PBC also proposed to widen the tax base by including the untaxed wholesale, retail, and real estate sectors. The long-term reforms it mentioning included food security and affordability, security to power supplies at a competitive cost, and reducing the burden of state-owned enterprises through restructuring and privatisation. It also urged to boost exports by broadening the export basket and widening the geographical reach.

“With global recession and compression of demand for goods like textiles, sharpen the focus on export of services. Provide incentive in the form of rebates to services similar to those for export of goods,” it proposed.

The fixed rates of return on NPC had recently been revised but after significant lag from changes in global interest rates, the report said. “To avoid this in the future and to maintain continued attractiveness of NPCs, it is recommended that LIBOR-linked floating rates be announced.”
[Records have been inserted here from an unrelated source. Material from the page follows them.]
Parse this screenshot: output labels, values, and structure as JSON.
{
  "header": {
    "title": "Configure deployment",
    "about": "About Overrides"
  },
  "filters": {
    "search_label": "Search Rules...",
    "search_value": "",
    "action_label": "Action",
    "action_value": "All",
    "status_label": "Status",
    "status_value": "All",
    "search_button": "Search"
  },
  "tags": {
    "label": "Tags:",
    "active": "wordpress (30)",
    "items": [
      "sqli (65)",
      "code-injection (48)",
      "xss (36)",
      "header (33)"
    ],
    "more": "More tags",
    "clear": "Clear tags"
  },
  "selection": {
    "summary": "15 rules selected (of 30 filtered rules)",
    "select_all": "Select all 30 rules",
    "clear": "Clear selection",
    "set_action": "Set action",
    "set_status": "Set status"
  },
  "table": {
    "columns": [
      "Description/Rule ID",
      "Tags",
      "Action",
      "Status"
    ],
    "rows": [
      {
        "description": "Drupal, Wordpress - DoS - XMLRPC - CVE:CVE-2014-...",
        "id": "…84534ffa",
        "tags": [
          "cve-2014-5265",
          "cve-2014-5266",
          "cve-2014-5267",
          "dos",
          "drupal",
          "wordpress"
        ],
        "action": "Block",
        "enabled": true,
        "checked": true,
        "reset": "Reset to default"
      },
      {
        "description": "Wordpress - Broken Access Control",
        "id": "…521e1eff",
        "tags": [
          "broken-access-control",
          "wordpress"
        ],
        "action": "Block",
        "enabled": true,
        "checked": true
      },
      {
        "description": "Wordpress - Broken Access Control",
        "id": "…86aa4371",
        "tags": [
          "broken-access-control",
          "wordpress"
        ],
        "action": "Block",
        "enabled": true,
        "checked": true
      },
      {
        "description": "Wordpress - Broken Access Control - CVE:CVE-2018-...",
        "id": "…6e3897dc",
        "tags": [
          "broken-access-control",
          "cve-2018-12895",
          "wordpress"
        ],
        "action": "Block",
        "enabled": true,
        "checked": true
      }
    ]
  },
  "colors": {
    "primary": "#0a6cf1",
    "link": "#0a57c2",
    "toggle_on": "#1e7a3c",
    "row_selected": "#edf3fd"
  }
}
PBC emphasised that there was no alternative to limiting imports to essential items: fuel, food, drugs, agricultural inputs, export inputs. However, transparency should be provided to importers of other items to enable them to plan, it added.

The council stated that fuel tariffs should be in line with global rates and commitments made to the IMF be implemented. It also proposed to provide direct subsidies to low income users and tax the wholesale/retail with an estimated Rs234 billion untaxed potential.

Regarding inflation and availability, the report said cross-party recognition that shielding the public from the havoc of inflation by fighting the root causes was a collective responsibility rather than an opportunity to divide for greater political capital.